Crucifix de San Damiano - I (détail) |
Aujourd’hui nous sommes tentés de dire que l’Église n’est ni sainte, ni catholique [universelle]… L’histoire de l’Église est remplie d’humains corrompus. Nous pouvons comprendre l’horrible vision de Dante qui voyait monter dans la voiture de l’Église les prostituées de Babylone, et nous comprenons les terribles mots de Guillaume d’Auvergne (XIIIe siècle), qui affirmait que nous devrions trembler face à la perversion de l’Église : « L’Église n’est plus une épouse, mais un monstre effrayant, difforme et sauvage… »
La catholicité de l’Église nous semble tout aussi problématique que la sainteté. Les partis et les batailles ont divisé la tunique du Seigneur, ont divisé l’Église en de nombreuses Églises qui prétendent être, de manière plus ou moins vive, la seule vraie et unique Église. C’est la raison pour laquelle aujourd’hui l’Église est devenue pour de nombreuses personnes l’obstacle principal à la foi. On ne peut voir en elle que la lutte pour le pouvoir humain, le misérable théâtre de ceux qui, avec leurs affirmations, veulent absolutiser le christianisme officiel et paralyser le réel esprit du christianisme.
Cette perception se base non seulement sur des raisons fondées, mais aussi sur des cœurs déçus et blessés qui ont vu leurs attentes s’effondrer.
(...) « Église sainte » ne sous-entend pas que chacun de ses membres est saint, immaculé. Le rêve d’une Église immaculée renaît à toutes les époques mais n’a pas sa place dans le Credo; en réalité les critiques les plus vives envers l’Église viennent de ce rêve irréaliste d’une Église immaculée. (...) La sainteté de l’Église est celle du Christ, pas la nôtre. Mais c’est toujours vraiment la sainteté du Seigneur qui se fait présente ici, et il choisit aussi et justement les mains sales des hommes comme réceptacle de sa présence.

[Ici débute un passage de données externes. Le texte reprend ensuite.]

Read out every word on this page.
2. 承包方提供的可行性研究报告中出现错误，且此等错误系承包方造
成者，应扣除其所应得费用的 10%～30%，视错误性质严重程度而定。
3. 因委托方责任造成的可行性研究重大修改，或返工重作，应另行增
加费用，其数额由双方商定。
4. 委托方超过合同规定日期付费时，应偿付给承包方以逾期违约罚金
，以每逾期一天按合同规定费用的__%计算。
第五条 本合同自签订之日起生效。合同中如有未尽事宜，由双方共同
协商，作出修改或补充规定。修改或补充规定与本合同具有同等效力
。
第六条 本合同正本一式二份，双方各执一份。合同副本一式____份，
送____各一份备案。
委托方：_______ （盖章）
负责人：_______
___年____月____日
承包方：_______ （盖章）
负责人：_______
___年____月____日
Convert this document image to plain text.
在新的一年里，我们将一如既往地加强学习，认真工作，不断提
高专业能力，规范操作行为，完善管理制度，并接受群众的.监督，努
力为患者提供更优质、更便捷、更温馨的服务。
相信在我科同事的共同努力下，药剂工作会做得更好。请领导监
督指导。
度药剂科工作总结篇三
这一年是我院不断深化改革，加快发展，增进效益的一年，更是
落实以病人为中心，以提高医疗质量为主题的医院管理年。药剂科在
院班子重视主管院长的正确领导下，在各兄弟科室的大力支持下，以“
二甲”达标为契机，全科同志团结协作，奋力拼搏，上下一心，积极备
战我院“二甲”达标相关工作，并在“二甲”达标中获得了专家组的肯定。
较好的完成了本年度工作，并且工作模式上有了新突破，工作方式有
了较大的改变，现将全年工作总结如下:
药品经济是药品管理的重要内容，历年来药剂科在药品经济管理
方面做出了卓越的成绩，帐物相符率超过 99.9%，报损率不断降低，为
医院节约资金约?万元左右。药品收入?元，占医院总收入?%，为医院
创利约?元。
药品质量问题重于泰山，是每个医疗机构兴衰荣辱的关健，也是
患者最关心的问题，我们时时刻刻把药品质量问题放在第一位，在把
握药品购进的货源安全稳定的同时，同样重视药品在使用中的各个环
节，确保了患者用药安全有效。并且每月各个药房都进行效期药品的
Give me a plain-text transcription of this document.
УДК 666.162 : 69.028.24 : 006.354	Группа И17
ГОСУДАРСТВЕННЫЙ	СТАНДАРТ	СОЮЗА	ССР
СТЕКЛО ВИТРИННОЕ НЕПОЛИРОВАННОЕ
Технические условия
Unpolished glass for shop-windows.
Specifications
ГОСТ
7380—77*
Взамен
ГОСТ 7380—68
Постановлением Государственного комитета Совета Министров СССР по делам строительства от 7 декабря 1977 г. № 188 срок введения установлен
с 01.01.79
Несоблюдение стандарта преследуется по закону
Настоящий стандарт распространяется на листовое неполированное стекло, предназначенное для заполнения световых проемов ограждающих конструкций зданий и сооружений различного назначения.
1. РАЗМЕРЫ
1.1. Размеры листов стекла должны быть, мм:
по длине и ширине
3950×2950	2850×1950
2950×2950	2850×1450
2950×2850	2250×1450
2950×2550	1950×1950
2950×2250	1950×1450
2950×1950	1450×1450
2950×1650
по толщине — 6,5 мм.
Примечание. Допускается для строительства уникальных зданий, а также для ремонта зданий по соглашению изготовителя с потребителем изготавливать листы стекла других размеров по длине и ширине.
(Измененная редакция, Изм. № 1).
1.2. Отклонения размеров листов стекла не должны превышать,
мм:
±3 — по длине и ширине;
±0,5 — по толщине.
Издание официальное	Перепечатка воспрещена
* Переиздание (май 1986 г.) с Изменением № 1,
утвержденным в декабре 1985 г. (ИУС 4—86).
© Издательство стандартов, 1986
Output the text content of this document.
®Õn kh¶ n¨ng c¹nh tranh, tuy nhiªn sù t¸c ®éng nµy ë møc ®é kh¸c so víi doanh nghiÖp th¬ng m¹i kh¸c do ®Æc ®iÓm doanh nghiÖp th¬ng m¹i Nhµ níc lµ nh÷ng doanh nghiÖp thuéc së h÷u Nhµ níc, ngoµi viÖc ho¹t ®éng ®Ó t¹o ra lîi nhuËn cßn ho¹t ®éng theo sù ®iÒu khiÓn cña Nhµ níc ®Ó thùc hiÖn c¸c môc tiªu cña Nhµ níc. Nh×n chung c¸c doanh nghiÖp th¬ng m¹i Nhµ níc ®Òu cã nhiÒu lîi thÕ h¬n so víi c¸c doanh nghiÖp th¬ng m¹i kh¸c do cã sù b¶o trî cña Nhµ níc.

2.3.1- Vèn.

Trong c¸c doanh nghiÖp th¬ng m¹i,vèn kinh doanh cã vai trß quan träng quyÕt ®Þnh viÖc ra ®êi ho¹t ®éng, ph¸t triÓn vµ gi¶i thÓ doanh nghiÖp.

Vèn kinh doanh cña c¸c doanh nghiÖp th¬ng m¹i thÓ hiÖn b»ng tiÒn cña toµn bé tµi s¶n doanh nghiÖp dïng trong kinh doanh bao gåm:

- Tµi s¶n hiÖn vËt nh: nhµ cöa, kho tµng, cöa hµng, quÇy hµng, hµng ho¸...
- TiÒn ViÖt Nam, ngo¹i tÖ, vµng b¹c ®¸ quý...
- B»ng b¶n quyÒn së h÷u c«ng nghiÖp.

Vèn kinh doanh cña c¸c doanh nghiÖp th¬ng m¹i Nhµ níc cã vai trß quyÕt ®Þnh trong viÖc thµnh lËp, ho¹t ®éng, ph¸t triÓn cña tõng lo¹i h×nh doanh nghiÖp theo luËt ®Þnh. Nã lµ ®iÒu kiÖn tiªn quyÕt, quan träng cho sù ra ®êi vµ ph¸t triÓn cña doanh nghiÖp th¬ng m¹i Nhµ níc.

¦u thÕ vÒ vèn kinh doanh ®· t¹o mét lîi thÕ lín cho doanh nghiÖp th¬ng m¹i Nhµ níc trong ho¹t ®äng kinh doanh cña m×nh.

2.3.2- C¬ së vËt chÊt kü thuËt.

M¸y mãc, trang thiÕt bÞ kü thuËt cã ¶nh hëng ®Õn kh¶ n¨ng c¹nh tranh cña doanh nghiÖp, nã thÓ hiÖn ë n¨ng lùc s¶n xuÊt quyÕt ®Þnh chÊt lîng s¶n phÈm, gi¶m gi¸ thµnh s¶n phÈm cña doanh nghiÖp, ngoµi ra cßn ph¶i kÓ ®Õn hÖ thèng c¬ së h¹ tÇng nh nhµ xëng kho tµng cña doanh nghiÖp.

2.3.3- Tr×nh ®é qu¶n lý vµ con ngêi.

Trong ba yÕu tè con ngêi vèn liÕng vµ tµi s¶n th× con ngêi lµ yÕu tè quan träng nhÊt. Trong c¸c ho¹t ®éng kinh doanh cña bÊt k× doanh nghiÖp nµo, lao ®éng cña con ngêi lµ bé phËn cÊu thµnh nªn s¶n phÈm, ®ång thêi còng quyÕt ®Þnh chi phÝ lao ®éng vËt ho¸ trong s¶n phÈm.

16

L’idée selon laquelle l’Église ne se mêle pas au péché est une pensée simpliste et dualiste, qui présente une image idéale et noble, mais pas réelle. Ce qui était déjà perçu comme scandaleux dans la sainteté du Christ, aux yeux de ses contemporains, était qu’il ne faisait pas descendre le feu sur ceux qui étaient indignes et ne cherchait pas la pureté en séparant le blé de l’ivraie.
La sainteté de Jésus se manifestait précisément dans ses rencontres avec les pécheurs, qu’il attirait à lui, en complète communauté de destin avec les égarés, révélant ainsi ce qu’est la véritable sainteté : non pas une séparation mais une unification ; non pas un jugement mais un amour rédempteur.